Политика и литературная традиция. Русско-грузинские литературные связи после перестройки - страница 66
Тамагочи больше не хотят жить по-старому.
Сегодня они всей нацией ринулись к рубежу новому (Димов, 2010. C. 21).
Определение «тамагочи» наталкивает на две ассоциации: эмоциональность грузин и управляемость, то есть несамостоятельность. С одной стороны, «тамагочи» по звучанию схоже с названиями индейских племен «апачи», «команчи», при упоминании которых возникает образ стремительных, шумных, эмоциональных и диких наездников. С другой стороны, обращает к компьютерным играм. Примерно в конце 1990-х годов появилась электронная игрушка-брелок, в котором «жил» электронный зверек, она называлась «тамагочи». Это игра, которая имитировала жизнь настоящего животного: его надо было кормить, поить, ухаживать, но если не ухаживать за зверьком, то он «умирал». Некоторые зверьки иногда вырастали в монстров. «Тамагочи» могли и драться, но драки и вражда уже не контролировались игроком. С какой из двух ассоциаций связал своих грузин-«тамагочи» Василий Димов, можно лишь догадываться. Если придерживаться первой ассоциации, то грузины для автора-рассказчика – эмоциональная, стремительная толпа, а если второй – то управляемые субъекты:
Толпы возбужденных тамагочи стекаются к центральной площади.
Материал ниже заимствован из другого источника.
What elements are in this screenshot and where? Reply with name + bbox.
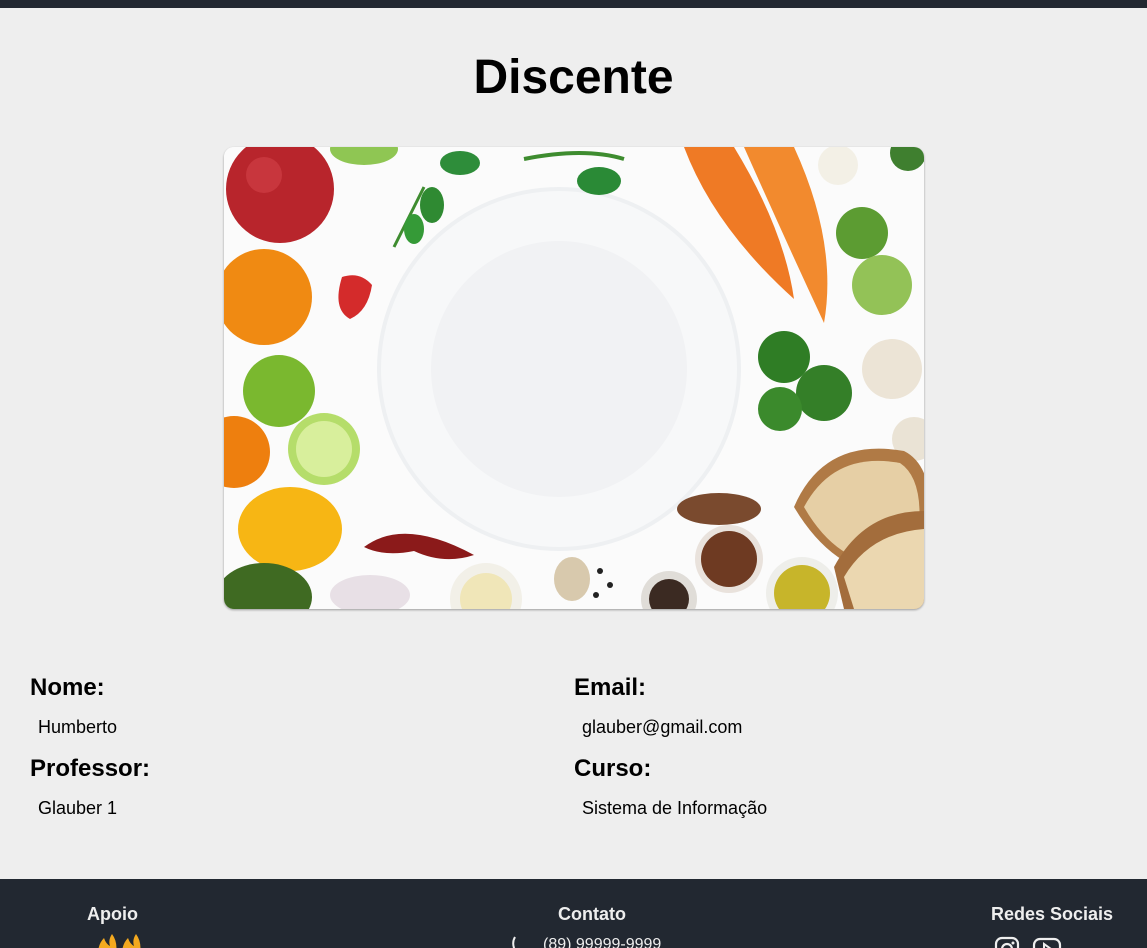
site-footer: Apoio Contato (89) 99999-9999 Redes Soci… <box>0 879 1147 948</box>
email-value: glauber@gmail.com <box>582 717 743 737</box>
nome-label: Nome: <box>30 674 105 701</box>
apoio-heading: Apoio <box>87 904 138 924</box>
contact-phone[interactable]: (89) 99999-9999 <box>543 936 661 948</box>
page-title: Discente <box>473 51 674 104</box>
phone-icon <box>511 936 525 948</box>
contato-heading: Contato <box>558 904 626 924</box>
professor-label: Professor: <box>30 755 151 782</box>
curso-value: Sistema de Informação <box>582 798 768 818</box>
nome-value: Humberto <box>38 717 118 737</box>
contact-phone-line: (89) 99999-9999 <box>511 936 661 948</box>
email-label: Email: <box>574 674 647 701</box>
redes-sociais-heading: Redes Sociais <box>991 904 1114 924</box>
food-plate-image <box>224 147 924 609</box>
youtube-icon[interactable] <box>1032 936 1062 948</box>
instagram-icon[interactable] <box>994 936 1020 948</box>
apoio-logo <box>94 934 144 948</box>
social-icons <box>994 936 1062 948</box>
top-bar <box>0 0 1147 8</box>
professor-value: Glauber 1 <box>38 798 118 818</box>
curso-label: Curso: <box>574 755 652 782</box>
Толпы бросивших все свои дела мужчин и женщин занимают оборону (Там же. C. 217).
Высвобождение из-под влияния в глазах наблюдателя изменило ранее известный вроде бы народ в сторону деградации. К такому образу не был готов наблюдатель. «Они» отталкивались от «метрополии», и представитель «метрополии», разочарованный, отходил от «них», но отторжению предшествовала интеграция в новое общество. В сборнике притч «Анабечди»[111] Димов видит страну иначе, как «эмигрант». Процесс адаптации к новому обществу проясняется из строчек: «И ты уже не стесняешься воспринимать некогда чужие мысли как свои» (Там же. C. 216). Доброжелательность, открытость грузин «демифологизируются»:
В Грузии тебя могут мгновенно полюбить.
И точно так же, без какой бы то ни было причины, от души возненавидеть.
Среднего не дано (Там же. C. 215).
Плодом «деколонизации» стал вывод о зыбкости дружбы, которая может разрушиться вмешательством третьего. Димов заменяет СССР аллегорией «башня», и в «Кафказусе», в притче «Дорога», появляются такие строки:
И общая Башня[112] – отнюдь не общая история.
Не существует вечной дружбы хотя бы без капли вечной вражды.
А капля способна разрушить даже самый прочный земной камень (Там же. C. 217).
Рассказчик, наблюдая со стороны, пытается дистанцироваться и понять, что «…у каждого народа свои слова к песне, а значит, свой смысл и своя собственная истина. Потому что истины одной на всех не бывает» (Там же. C. 217). Достижение Революции роз – сближение с США – расценивается повествователем скептически, как появление «новой звездочки в системе» своих координат:
Правительства и парламенты, не ведавшие до сих пор о существовании в космосе столь экзотической звездочки, шлют срочные поздравительные телеграммы.
Их переполняет сострадание.
На них нисходит добродетель.
Они хотят подбодрить младших братьев. <…>
Самолеты с тайными и явными советниками немедленно взлетают на подмогу.
Без них не обходится ни одна эволюция.
И уж тем более ни одна контрэволюция (Там же. C. 217–218).
В происходящем путешественник видит смену «кумиров и спонсоров», манипуляцию народом и жертвоприношение в пользу «новой системы»:
Невидимая дирижерская палочка быстро находит своего залетного маэстро. <…>
Концерт только с виду обыкновенный.
По сути же, это жертвоприношение (Там же. C. 217–218).